Match is case-insensitive and applied to each subtitle chunk's joined text (so multi-word fixes like "laid on Linux": "late on Linux" work).

Adding a new audience#

Drop audience/<name>.mjs exporting audience (and a PALETTE if you want to deviate from fia's).

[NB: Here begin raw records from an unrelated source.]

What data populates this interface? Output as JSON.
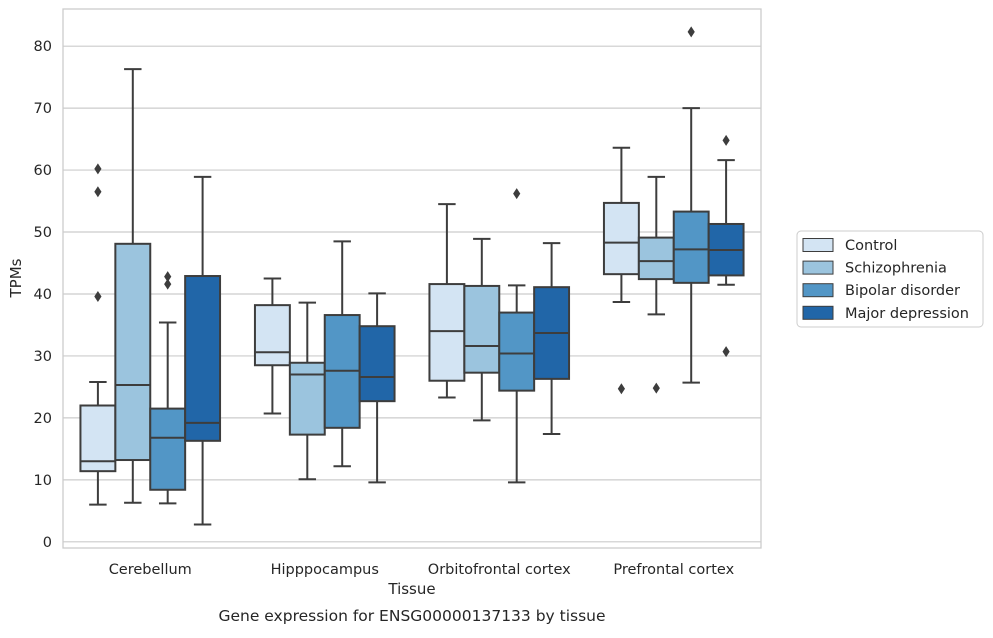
{
  "chart_data": {
    "type": "box",
    "caption": "Gene expression for ENSG00000137133 by tissue",
    "xlabel": "Tissue",
    "ylabel": "TPMs",
    "ylim": [
      -1,
      86
    ],
    "yticks": [
      0,
      10,
      20,
      30,
      40,
      50,
      60,
      70,
      80
    ],
    "grid": true,
    "legend_position": "right",
    "categories": [
      "Cerebellum",
      "Hipppocampus",
      "Orbitofrontal cortex",
      "Prefrontal cortex"
    ],
    "series": [
      {
        "name": "Control",
        "color": "#d3e4f3",
        "boxes": [
          {
            "whislo": 6.0,
            "q1": 11.4,
            "med": 13.0,
            "q3": 22.0,
            "whishi": 25.8,
            "fliers": [
              39.6,
              56.5,
              60.2
            ]
          },
          {
            "whislo": 20.7,
            "q1": 28.5,
            "med": 30.6,
            "q3": 38.2,
            "whishi": 42.5,
            "fliers": []
          },
          {
            "whislo": 23.3,
            "q1": 26.0,
            "med": 34.0,
            "q3": 41.6,
            "whishi": 54.5,
            "fliers": []
          },
          {
            "whislo": 38.7,
            "q1": 43.2,
            "med": 48.3,
            "q3": 54.7,
            "whishi": 63.6,
            "fliers": [
              24.7
            ]
          }
        ]
      },
      {
        "name": "Schizophrenia",
        "color": "#9bc4de",
        "boxes": [
          {
            "whislo": 6.3,
            "q1": 13.2,
            "med": 25.3,
            "q3": 48.1,
            "whishi": 76.3,
            "fliers": []
          },
          {
            "whislo": 10.1,
            "q1": 17.3,
            "med": 27.0,
            "q3": 28.9,
            "whishi": 38.6,
            "fliers": []
          },
          {
            "whislo": 19.6,
            "q1": 27.3,
            "med": 31.6,
            "q3": 41.3,
            "whishi": 48.9,
            "fliers": []
          },
          {
            "whislo": 36.7,
            "q1": 42.4,
            "med": 45.3,
            "q3": 49.1,
            "whishi": 58.9,
            "fliers": [
              24.8
            ]
          }
        ]
      },
      {
        "name": "Bipolar disorder",
        "color": "#5296c6",
        "boxes": [
          {
            "whislo": 6.2,
            "q1": 8.4,
            "med": 16.8,
            "q3": 21.5,
            "whishi": 35.4,
            "fliers": [
              41.6,
              42.8
            ]
          },
          {
            "whislo": 12.2,
            "q1": 18.4,
            "med": 27.6,
            "q3": 36.6,
            "whishi": 48.5,
            "fliers": []
          },
          {
            "whislo": 9.6,
            "q1": 24.4,
            "med": 30.4,
            "q3": 37.0,
            "whishi": 41.4,
            "fliers": [
              56.2
            ]
          },
          {
            "whislo": 25.7,
            "q1": 41.8,
            "med": 47.2,
            "q3": 53.3,
            "whishi": 70.0,
            "fliers": [
              82.3
            ]
          }
        ]
      },
      {
        "name": "Major depression",
        "color": "#2166a8",
        "boxes": [
          {
            "whislo": 2.8,
            "q1": 16.3,
            "med": 19.2,
            "q3": 42.9,
            "whishi": 58.9,
            "fliers": []
          },
          {
            "whislo": 9.6,
            "q1": 22.7,
            "med": 26.6,
            "q3": 34.8,
            "whishi": 40.1,
            "fliers": []
          },
          {
            "whislo": 17.4,
            "q1": 26.3,
            "med": 33.7,
            "q3": 41.1,
            "whishi": 48.2,
            "fliers": []
          },
          {
            "whislo": 41.5,
            "q1": 43.0,
            "med": 47.1,
            "q3": 51.3,
            "whishi": 61.6,
            "fliers": [
              30.7,
              64.8
            ]
          }
        ]
      }
    ]
  }
}
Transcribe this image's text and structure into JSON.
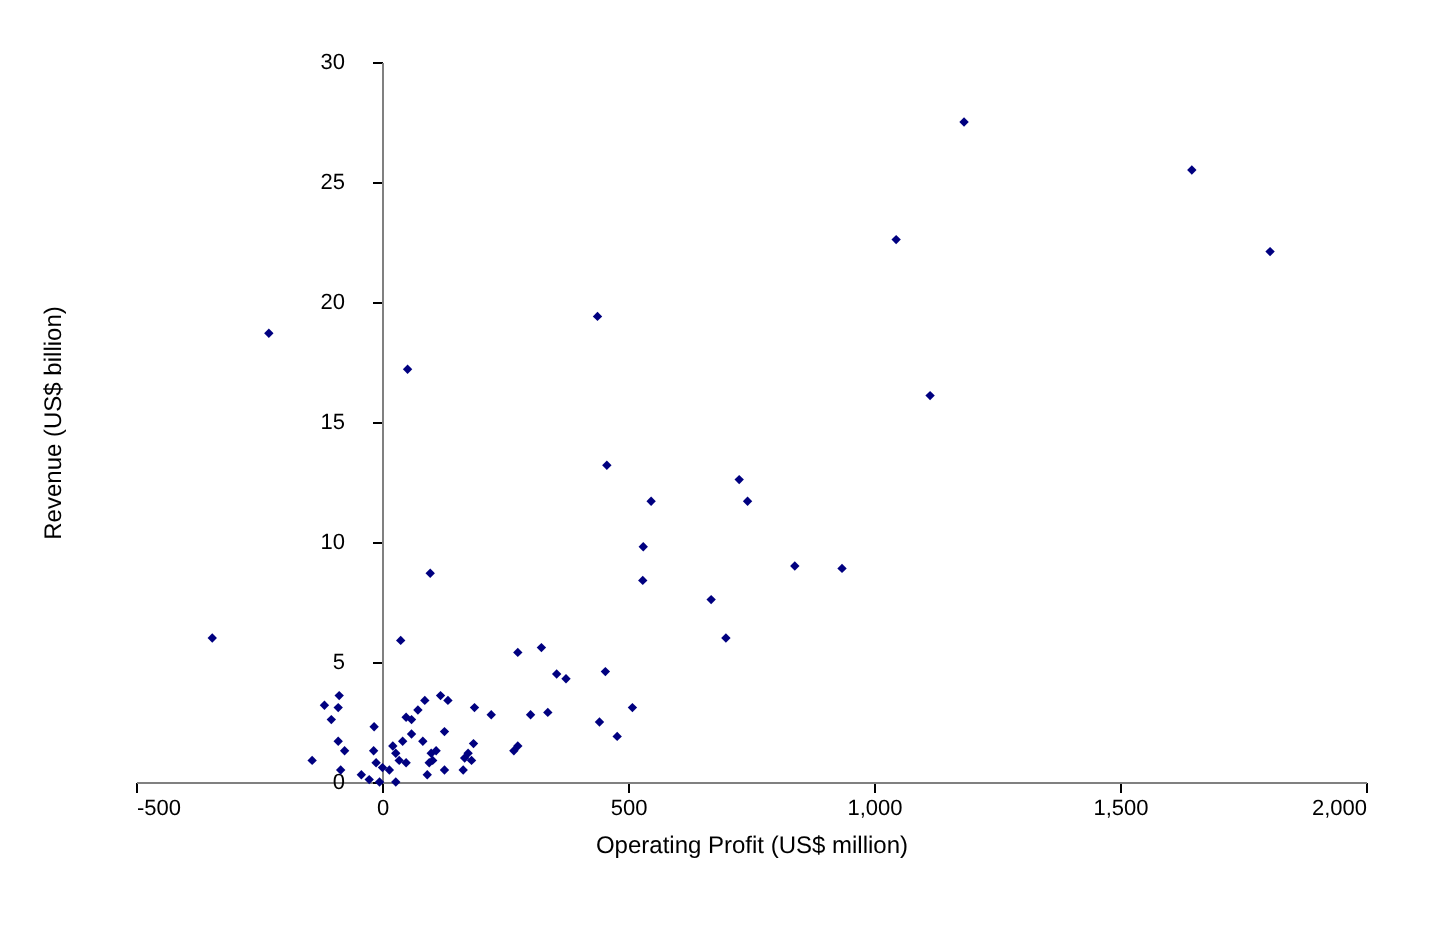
{
  "chart_data": {
    "type": "scatter",
    "xlabel": "Operating Profit (US$ million)",
    "ylabel": "Revenue (US$ billion)",
    "xlim": [
      -500,
      2000
    ],
    "xticks": [
      {
        "value": -500,
        "label": "-500"
      },
      {
        "value": 0,
        "label": "0"
      },
      {
        "value": 500,
        "label": "500"
      },
      {
        "value": 1000,
        "label": "1,000"
      },
      {
        "value": 1500,
        "label": "1,500"
      },
      {
        "value": 2000,
        "label": "2,000"
      }
    ],
    "ylim": [
      0,
      30
    ],
    "yticks": [
      0,
      5,
      10,
      15,
      20,
      25,
      30
    ],
    "grid": false,
    "marker": "diamond",
    "series": [
      {
        "color": "#000080",
        "x": [
          -230,
          52,
          438,
          457,
          547,
          726,
          743,
          1045,
          1114,
          1183,
          1646,
          1805,
          -345,
          98,
          531,
          530,
          669,
          699,
          839,
          935,
          454,
          509,
          442,
          478,
          38,
          -142,
          -117,
          -87,
          -89,
          -103,
          -89,
          -76,
          -84,
          -42,
          -26,
          -16,
          -17,
          -5,
          -12,
          1,
          15,
          22,
          28,
          35,
          42,
          49,
          28,
          49,
          60,
          73,
          87,
          60,
          83,
          100,
          96,
          92,
          103,
          119,
          134,
          127,
          110,
          127,
          168,
          175,
          165,
          186,
          182,
          188,
          222,
          268,
          276,
          276,
          324,
          355,
          374,
          302,
          337
        ],
        "values": [
          18.7,
          17.2,
          19.4,
          13.2,
          11.7,
          12.6,
          11.7,
          22.6,
          16.1,
          27.5,
          25.5,
          22.1,
          6.0,
          8.7,
          9.8,
          8.4,
          7.6,
          6.0,
          9.0,
          8.9,
          4.6,
          3.1,
          2.5,
          1.9,
          5.9,
          0.9,
          3.2,
          3.6,
          3.1,
          2.6,
          1.7,
          1.3,
          0.5,
          0.3,
          0.1,
          2.3,
          1.3,
          0.0,
          0.8,
          0.6,
          0.5,
          1.5,
          1.2,
          0.9,
          1.7,
          0.8,
          0.0,
          2.7,
          2.6,
          3.0,
          3.4,
          2.0,
          1.7,
          1.2,
          0.8,
          0.3,
          0.9,
          3.6,
          3.4,
          2.1,
          1.3,
          0.5,
          1.0,
          1.2,
          0.5,
          1.6,
          0.9,
          3.1,
          2.8,
          1.3,
          1.5,
          5.4,
          5.6,
          4.5,
          4.3,
          2.8,
          2.9
        ]
      }
    ]
  }
}
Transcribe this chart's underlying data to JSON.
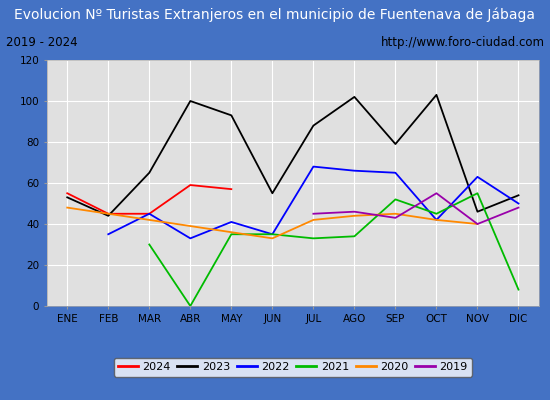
{
  "title": "Evolucion Nº Turistas Extranjeros en el municipio de Fuentenava de Jábaga",
  "subtitle_left": "2019 - 2024",
  "subtitle_right": "http://www.foro-ciudad.com",
  "xlabel_ticks": [
    "ENE",
    "FEB",
    "MAR",
    "ABR",
    "MAY",
    "JUN",
    "JUL",
    "AGO",
    "SEP",
    "OCT",
    "NOV",
    "DIC"
  ],
  "ylim": [
    0,
    120
  ],
  "yticks": [
    0,
    20,
    40,
    60,
    80,
    100,
    120
  ],
  "series": {
    "2024": {
      "color": "#ff0000",
      "data": [
        55,
        45,
        45,
        59,
        57,
        null,
        null,
        null,
        null,
        null,
        null,
        null
      ]
    },
    "2023": {
      "color": "#000000",
      "data": [
        53,
        44,
        65,
        100,
        93,
        55,
        88,
        102,
        79,
        103,
        46,
        54
      ]
    },
    "2022": {
      "color": "#0000ff",
      "data": [
        null,
        35,
        45,
        33,
        41,
        35,
        68,
        66,
        65,
        42,
        63,
        50
      ]
    },
    "2021": {
      "color": "#00bb00",
      "data": [
        null,
        null,
        30,
        0,
        35,
        35,
        33,
        34,
        52,
        45,
        55,
        8
      ]
    },
    "2020": {
      "color": "#ff8800",
      "data": [
        48,
        null,
        null,
        null,
        null,
        33,
        42,
        44,
        45,
        42,
        40,
        null
      ]
    },
    "2019": {
      "color": "#9900aa",
      "data": [
        null,
        null,
        null,
        null,
        null,
        null,
        45,
        46,
        43,
        55,
        40,
        48
      ]
    }
  },
  "title_bg_color": "#4472c4",
  "title_text_color": "#ffffff",
  "plot_bg_color": "#e0e0e0",
  "outer_bg_color": "#4472c4",
  "grid_color": "#ffffff",
  "subtitle_bg_color": "#ffffff",
  "legend_bg_color": "#ffffff",
  "subtitle_fontsize": 8.5,
  "title_fontsize": 10,
  "tick_fontsize": 7.5,
  "legend_fontsize": 8
}
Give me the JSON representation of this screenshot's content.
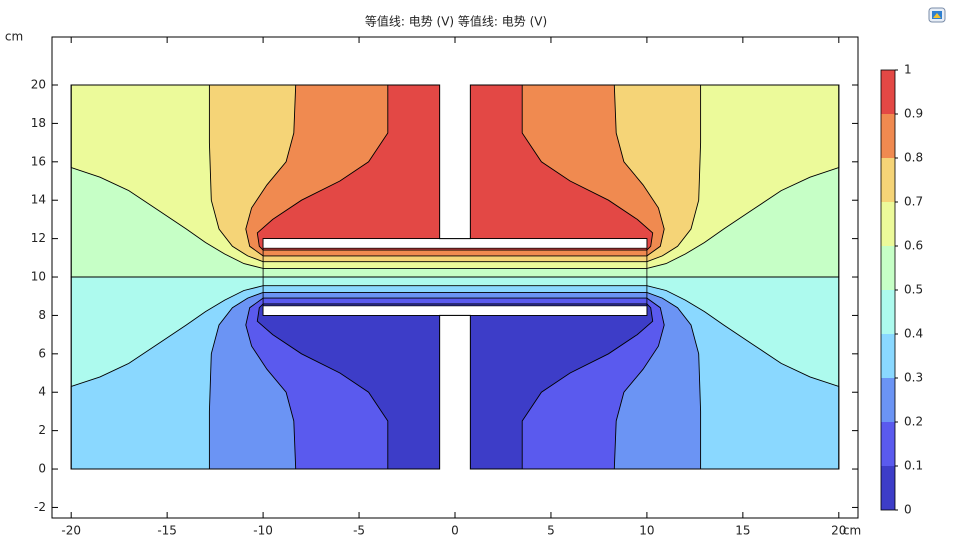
{
  "chart_data": {
    "type": "contour",
    "title": "等值线: 电势 (V)  等值线: 电势 (V)",
    "x_unit": "cm",
    "y_unit": "cm",
    "xlim": [
      -21,
      21
    ],
    "xticks": [
      -20,
      -15,
      -10,
      -5,
      0,
      5,
      10,
      15,
      20
    ],
    "ylim": [
      -2.55,
      22.5
    ],
    "yticks": [
      -2,
      0,
      2,
      4,
      6,
      8,
      10,
      12,
      14,
      16,
      18,
      20
    ],
    "levels": [
      0,
      0.1,
      0.2,
      0.3,
      0.4,
      0.5,
      0.6,
      0.7,
      0.8,
      0.9,
      1
    ],
    "colors": [
      "#3d3dc8",
      "#5a5aee",
      "#6b94f4",
      "#8ad8ff",
      "#adfaee",
      "#c6ffc6",
      "#ecfa9a",
      "#f5d477",
      "#f08a50",
      "#e34845"
    ]
  }
}
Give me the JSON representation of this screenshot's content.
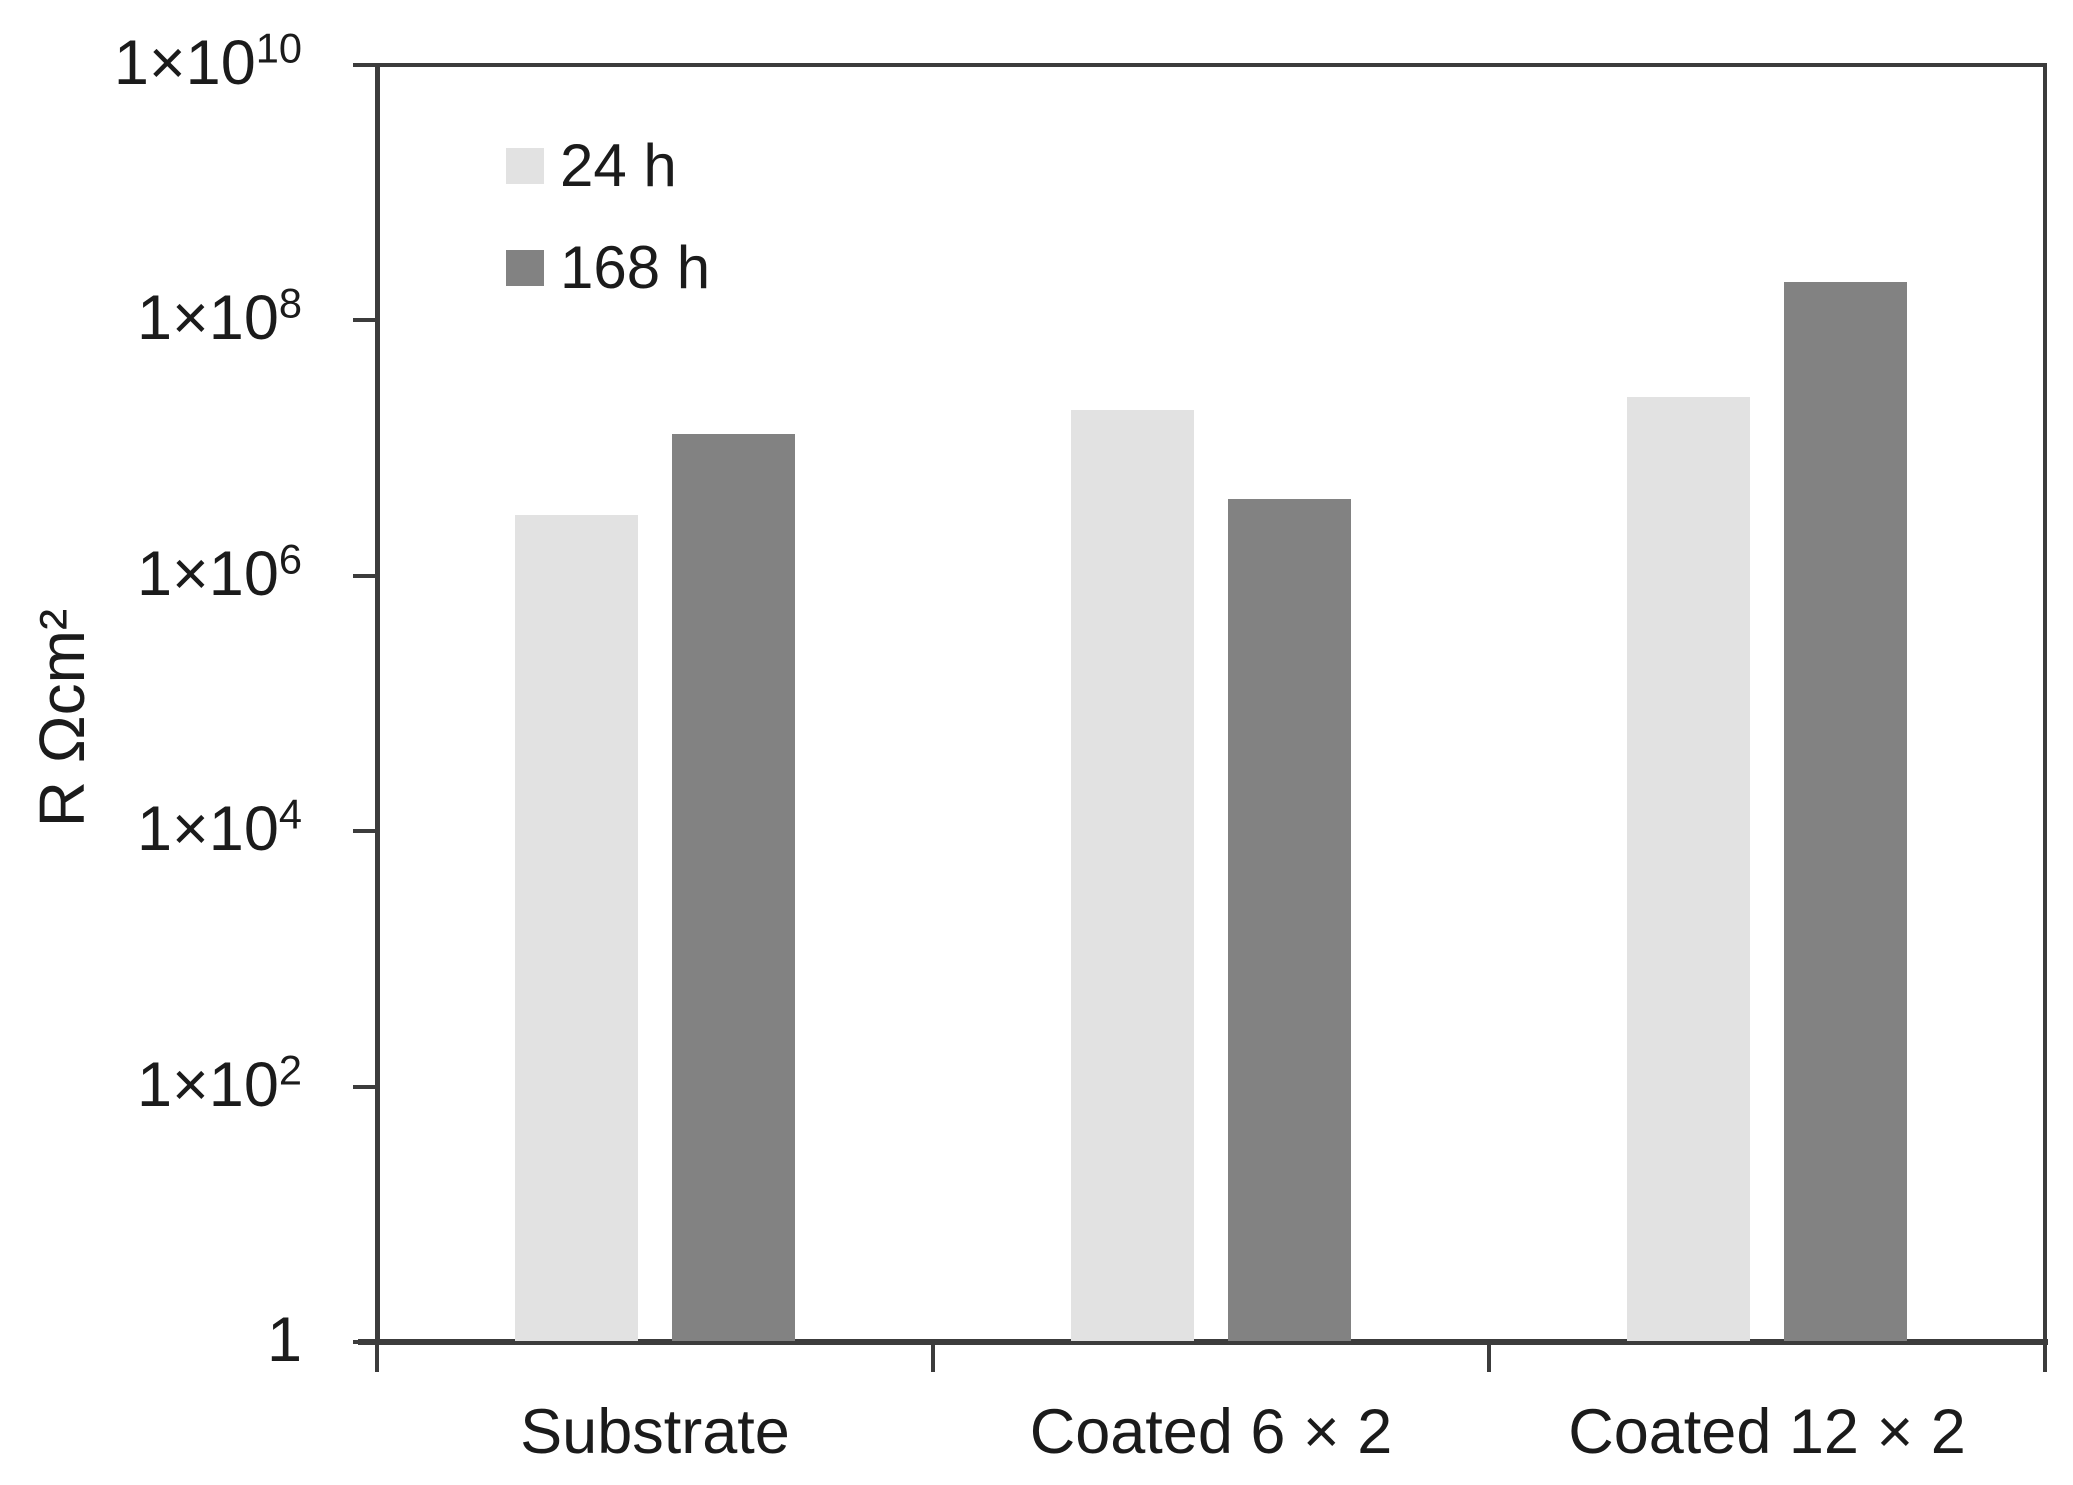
{
  "chart_data": {
    "type": "bar",
    "title": "",
    "xlabel": "",
    "ylabel": "R Ωcm²",
    "categories": [
      "Substrate",
      "Coated 6 × 2",
      "Coated 12 × 2"
    ],
    "series": [
      {
        "name": "24 h",
        "color": "#e2e2e2",
        "values": [
          3000000,
          20000000,
          25000000
        ]
      },
      {
        "name": "168 h",
        "color": "#828282",
        "values": [
          13000000,
          4000000,
          200000000
        ]
      }
    ],
    "y_axis": {
      "scale": "log",
      "min": 1,
      "max": 10000000000,
      "tick_labels": [
        "1×10^10",
        "1×10^8",
        "1×10^6",
        "1×10^4",
        "1×10^2",
        "1"
      ],
      "tick_values": [
        10000000000,
        100000000,
        1000000,
        10000,
        100,
        1
      ]
    },
    "legend": {
      "position": "top-left-inside",
      "entries": [
        "24 h",
        "168 h"
      ]
    },
    "grid": false,
    "colors": {
      "axis": "#3c3c3c",
      "text": "#1b1b1b",
      "background": "#ffffff",
      "series_24h": "#e2e2e2",
      "series_168h": "#828282"
    }
  }
}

Required shape:

export const audience = {
  name: "<name>",
  handle: "<optional handle for the corner bug>",
  voice: { provider: "jeffrey", voice: "neutral:0" },
  narration: "<verbatim text POSTed to /api/say>",
  segments: [
    { name: "01_title",  marker: "<phrase from narration>" },
    { name: "02_topic1", marker: "<phrase from narration>" },
    // ...
    { name: "10_end",    marker: "__END__", trailingSilenceSec: 3 },
  ],
  slides: { "01_title": "<html body>", /* ...one per segment */ },
};

Then ./pipeline.fish <name>.

Files#

File Role
audience/fia.mjs narration, markers, slide HTML/queries, palette, fixes
audience/general.mjs 48-hour public-facing recap (HTML slides, no jeffrey-photos)
audience/jeffrey-24h.mjs 24-hour jeffrey-as-protagonist recap (full-bleed photos)
bin/tts.mjs POST narration → /api/sayout/recap.mp3
bin/transcribe.mjs whisper-cliout/words.json
bin/align.mjs match markers in transcript → out/segments.json
bin/jeffrey-photos.mjs gpt-image-2 + platter refs → out/jeffrey-photos/<seg>.png
bin/scout.mjs resolve per-slide content queries → out/assets.json
bin/slides.mjs puppeteer-render slide PNGs (consume assets) + concat.txt
bin/subtitles.mjs chunk words into pills (apply transcriptFixes) → subs.json
bin/build-filter.mjs emit ffmpeg filter graph for compose (one overlay per sub)
bin/compose.fish ffmpeg compose final mp4
pipeline.fish runs all seven stages
models/ggml-base.en.bin whisper model (gitignored, downloaded on first run)
out/ all generated artifacts (gitignored)

Dependencies#

  • whisper-cli (homebrew whisper-cpp)
  • ffmpeg with libx264, aac, showwaves, drawbox, apad, movie, overlay (homebrew default)
  • pdftoppm (homebrew poppler) for PDF → PNG in scout
  • node (uses oven/node_modules/puppeteer to avoid extra installs)
  • Google Chrome at /Applications/Google Chrome.app (puppeteer driver)
  • Network access to aesthetic.computer/api/say (jeffrey-pvc TTS)
  • OPENAI_API_KEY (for jeffrey-photos.mjs; read from env or aesthetic-computer-vault/.devcontainer/envs/devcontainer.env); only required for audiences that declare per-slide metaphor prompts.

Jeffrey photos (optional per-audience)#

An audience can opt into full-bleed gpt-image-2 photos by adding a metaphor field to each content slide and a queries.photo: { glob: ... } that points to recap/out/jeffrey-photos/<segment>.png. bin/jeffrey-photos.mjs reads the metaphor strings, calls images.edit with gpt-image-2 and the platter SHOOT_REFS + SELFIE_REFS for identity grounding, and writes one PNG per segment.

# regen all photos for an audience
node bin/jeffrey-photos.mjs jeffrey-24h --force

# regen one segment only
node bin/jeffrey-photos.mjs jeffrey-24h --only 04_platter --force

Cost ~$0.30 per high-quality 1024x1536 generation; ~$2-4 per full recap. Failures are soft — slides fall back to a dark ${PALETTE.bg} placeholder when the photo glob matches nothing, so the pipeline still produces a runnable mp4.